Again, Belle pondered the suggestion. “But those Sentinel crosswords were designed by a legitimate constructor, Abe. I know the puzzle editor up in Boston. Well, I’ve met him, anyway, and this … I mean … I just don’t see this as a plausible theory.”

“Why not?”

“You’re suggesting that a contributor to a major U.S. daily is both murderer and kidnapper. I simply can’t subscribe to that notion.”

“Would you mind completing the puzzle, Belle?” Lever asked softly.

She looked at her watch. She stopped short of sighing but felt her level of irritation and tension rise. “I have to get to the Crier, Al. I don’t want to miss this guy’s phone call. If I upset him further, who knows what he’ll do next? I’m just really worried about Rosco.”

“I know.” Lever spoke more firmly. “This is a long shot, Belle, just like Abe said, but we need to check it out. You can do this puzzle in ten minutes, max. Abe and me? An hour, on the short side. Time isn’t on anyone’s side right now.”

Belle looked at Lever in mounting frustration. “I realize that, Al! Some psycho’s got Rosco. Playing word games right now isn’t the answer.”

“You don’t know that!”

Belle spun angrily on Al. “The crossword you found under the dead woman at the bus depot followed an Elvis Presley theme. It had nothing to do with crime, murder, foul play—”
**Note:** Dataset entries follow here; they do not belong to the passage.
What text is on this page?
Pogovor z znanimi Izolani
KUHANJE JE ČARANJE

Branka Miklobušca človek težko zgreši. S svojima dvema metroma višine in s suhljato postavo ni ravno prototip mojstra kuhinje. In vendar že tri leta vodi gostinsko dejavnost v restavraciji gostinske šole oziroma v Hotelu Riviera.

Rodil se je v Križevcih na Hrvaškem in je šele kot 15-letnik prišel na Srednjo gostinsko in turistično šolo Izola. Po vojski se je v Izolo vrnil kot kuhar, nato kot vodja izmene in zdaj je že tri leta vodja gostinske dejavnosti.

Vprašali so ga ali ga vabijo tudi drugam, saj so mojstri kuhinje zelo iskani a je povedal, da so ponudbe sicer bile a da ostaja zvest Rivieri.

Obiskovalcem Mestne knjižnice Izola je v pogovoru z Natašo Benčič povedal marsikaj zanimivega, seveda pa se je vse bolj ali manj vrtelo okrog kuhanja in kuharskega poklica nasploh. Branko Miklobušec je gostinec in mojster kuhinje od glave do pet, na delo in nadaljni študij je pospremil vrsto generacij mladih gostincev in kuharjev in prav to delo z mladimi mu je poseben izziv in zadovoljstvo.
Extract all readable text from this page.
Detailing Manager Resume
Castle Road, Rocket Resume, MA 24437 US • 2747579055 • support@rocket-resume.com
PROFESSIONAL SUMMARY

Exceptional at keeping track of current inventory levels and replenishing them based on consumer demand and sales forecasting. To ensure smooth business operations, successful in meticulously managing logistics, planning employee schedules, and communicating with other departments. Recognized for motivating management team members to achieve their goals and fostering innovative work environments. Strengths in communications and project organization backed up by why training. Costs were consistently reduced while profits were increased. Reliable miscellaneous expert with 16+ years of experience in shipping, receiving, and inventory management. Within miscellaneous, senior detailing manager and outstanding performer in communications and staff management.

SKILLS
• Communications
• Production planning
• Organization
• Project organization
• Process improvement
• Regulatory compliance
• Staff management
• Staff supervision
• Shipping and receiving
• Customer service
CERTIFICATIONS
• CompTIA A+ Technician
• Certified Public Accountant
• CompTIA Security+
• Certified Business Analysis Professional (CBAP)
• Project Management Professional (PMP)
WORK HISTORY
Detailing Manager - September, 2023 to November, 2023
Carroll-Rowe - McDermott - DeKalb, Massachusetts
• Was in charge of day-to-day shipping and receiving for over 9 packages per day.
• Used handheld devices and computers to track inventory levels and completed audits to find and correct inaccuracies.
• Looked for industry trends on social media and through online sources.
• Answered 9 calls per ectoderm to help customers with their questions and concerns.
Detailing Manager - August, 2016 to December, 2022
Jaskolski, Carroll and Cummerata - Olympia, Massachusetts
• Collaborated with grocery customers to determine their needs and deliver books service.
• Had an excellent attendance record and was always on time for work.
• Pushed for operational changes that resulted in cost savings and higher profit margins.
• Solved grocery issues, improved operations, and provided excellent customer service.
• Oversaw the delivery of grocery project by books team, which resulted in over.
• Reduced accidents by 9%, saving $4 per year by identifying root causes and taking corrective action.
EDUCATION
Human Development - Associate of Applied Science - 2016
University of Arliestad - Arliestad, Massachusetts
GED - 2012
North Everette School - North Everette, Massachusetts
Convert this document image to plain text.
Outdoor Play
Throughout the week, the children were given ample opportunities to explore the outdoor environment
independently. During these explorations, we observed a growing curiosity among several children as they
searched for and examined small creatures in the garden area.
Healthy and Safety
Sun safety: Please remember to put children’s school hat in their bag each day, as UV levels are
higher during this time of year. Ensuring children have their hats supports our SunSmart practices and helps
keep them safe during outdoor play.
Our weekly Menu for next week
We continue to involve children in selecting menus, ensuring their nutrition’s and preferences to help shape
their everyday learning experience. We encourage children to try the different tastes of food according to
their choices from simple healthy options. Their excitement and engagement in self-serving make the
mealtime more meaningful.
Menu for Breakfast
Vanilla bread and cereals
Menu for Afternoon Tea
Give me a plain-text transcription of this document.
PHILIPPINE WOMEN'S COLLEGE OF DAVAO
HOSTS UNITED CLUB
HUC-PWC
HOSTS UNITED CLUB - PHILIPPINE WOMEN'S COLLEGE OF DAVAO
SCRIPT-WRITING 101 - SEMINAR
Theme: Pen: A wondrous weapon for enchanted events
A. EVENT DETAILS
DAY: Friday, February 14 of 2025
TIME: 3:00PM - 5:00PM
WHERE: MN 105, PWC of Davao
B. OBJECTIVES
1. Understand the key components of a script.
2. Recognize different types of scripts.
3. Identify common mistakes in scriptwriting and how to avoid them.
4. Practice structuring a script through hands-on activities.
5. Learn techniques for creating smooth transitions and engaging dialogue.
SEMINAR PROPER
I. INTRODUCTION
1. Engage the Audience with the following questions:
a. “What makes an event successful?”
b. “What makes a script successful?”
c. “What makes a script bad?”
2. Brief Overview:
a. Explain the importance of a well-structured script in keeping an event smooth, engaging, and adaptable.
Lever was also losing his temper. “Rosco is one of my closest friends, Belle, in case you’d forgotten. And I’m all ears if you have other leads you want to pursue.”

Belle grabbed her purse. Lever’s hand beat a rapid and nervous tattoo on Jones’s worktable while Abe watched the two and wondered whether he should step in or wait for them to cool off.

It was Belle who spoke next. “If you still feel this is important, Al, we’ll do it after I reconnect with this crazy.”

Lever nodded but didn’t answer while Abe began busying himself with the newspaper he’d removed from the evidence bag, lightly scratching its surface with a broad knife. “Sixty-five-Across: J. M. Barrie’s little lady. Any ideas, Al?”

Belle stared at the two men in disbelief. “It’s Tinker Bell.”